Let me see if I can find the book and I'll get back to you. It may take me a few days as all my books are in the garage (we moved house) and the new bookcases aren't being delivered until Tuesday.

In the meantime I use this method:

I conceive of my mind as a Castle, with a Keep. Inside the Keep, at the top, is a room with a throne with Jesus on it. It is my job to keep Him there, because only with my consent will He leave. Now, I have a radar set up in the castle to detect temptation and such. I do not wait to launch missiles at the temptation until it has got to the walls, or broken in to the Keep. As soon as I see a blip on the radar screen I launch. I am not interested in wating for the blip to come into visual range. It is all the same to me whether it is a Spitfire, a Tornado or a Tomcat, it is up to no good whatever it is, so have at it right away. That is to say, in my mind, when a temptation begins to present itself, I do not wait for it to coalesce into a definite form and shape before attacking it, what is the point of that? Hand to hand combat, or long-range missile strike? You choose.Of course, sometimes the enemy comes in under the radar (sleepy, hungry, been lazy, not praying, not doing GOOD CATHOLIC spiritual reading everday) then before you know it you are on the battlements as the enemy scales the walls! This is a real war with your soul the prize and the casuality. So long as you resist, right up to the point you are in front of the throne itself, with your back to Jesus swinging the sword, so long as you do not give your consent, do not say "Okay I give in", He will help you. Oh, He may for sure permit you to have to fight all the way to the throne before the enemy is put to flight, but He does that for several VERY good reasons.
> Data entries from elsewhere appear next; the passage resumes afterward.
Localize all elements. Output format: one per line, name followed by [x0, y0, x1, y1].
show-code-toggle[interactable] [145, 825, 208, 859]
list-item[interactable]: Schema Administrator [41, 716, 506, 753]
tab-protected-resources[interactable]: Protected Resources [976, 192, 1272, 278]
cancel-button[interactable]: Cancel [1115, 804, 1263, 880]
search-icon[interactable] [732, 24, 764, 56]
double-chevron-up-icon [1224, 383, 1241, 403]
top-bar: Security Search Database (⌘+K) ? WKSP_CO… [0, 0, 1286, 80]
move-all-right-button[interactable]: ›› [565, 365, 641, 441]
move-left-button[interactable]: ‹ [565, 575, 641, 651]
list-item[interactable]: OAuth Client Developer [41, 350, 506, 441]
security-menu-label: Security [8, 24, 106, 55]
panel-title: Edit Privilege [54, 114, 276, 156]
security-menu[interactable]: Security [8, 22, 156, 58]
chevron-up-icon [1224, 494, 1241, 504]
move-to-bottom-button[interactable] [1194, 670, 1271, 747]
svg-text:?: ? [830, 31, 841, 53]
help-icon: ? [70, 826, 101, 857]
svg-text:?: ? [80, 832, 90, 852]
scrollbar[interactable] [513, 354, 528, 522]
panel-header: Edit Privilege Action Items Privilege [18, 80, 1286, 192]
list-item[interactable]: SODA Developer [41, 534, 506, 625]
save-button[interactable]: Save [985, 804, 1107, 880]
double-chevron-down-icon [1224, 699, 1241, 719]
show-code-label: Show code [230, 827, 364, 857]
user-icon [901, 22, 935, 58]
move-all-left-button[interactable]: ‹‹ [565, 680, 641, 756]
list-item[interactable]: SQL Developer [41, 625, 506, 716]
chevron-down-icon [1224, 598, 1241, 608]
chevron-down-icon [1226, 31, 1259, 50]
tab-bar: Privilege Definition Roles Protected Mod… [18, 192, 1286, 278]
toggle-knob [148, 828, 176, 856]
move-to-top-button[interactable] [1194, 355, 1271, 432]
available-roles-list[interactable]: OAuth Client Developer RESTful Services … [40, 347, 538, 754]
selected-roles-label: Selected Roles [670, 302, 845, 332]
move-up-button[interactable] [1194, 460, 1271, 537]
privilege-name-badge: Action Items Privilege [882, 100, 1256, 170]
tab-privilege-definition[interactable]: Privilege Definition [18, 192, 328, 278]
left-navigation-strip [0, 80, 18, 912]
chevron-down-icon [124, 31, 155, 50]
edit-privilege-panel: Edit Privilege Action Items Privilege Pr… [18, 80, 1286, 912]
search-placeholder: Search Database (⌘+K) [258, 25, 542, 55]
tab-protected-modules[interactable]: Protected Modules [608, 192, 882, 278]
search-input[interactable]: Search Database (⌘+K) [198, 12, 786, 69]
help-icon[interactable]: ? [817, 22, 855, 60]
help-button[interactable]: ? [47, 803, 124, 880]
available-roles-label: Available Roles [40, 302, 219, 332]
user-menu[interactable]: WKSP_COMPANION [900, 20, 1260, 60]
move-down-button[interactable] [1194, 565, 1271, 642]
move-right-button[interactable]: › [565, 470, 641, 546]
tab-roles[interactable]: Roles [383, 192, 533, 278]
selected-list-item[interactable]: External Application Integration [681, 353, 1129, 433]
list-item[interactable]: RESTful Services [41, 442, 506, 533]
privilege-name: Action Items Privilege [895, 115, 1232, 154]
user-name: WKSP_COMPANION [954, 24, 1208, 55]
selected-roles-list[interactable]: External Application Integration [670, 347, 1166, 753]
Anyway, I am NOT lecturing you. I am just passing on what I have received because I am a very stupid man and turn to the Fathers and Doctors of the Church in all things. What do I know? Nothing, as befits nothing.

newhousenewjob said...

You're right, of course, about temptation - but it wasn't temptation I was talking about here. Nor was I suggesting that we should give in to temptation ourselves.

When we look evil full in the face and call it what it is, we are recognising the evil that is in the world around us, the evil in the actions of others ("those who trespass against us") - but we hate the sin and love the sinner, and while recognising the evil for what it is, we forgive the PERSON who has committed that evil. But forgiveness of the person doesn't mean that we condemn the sin itself any less.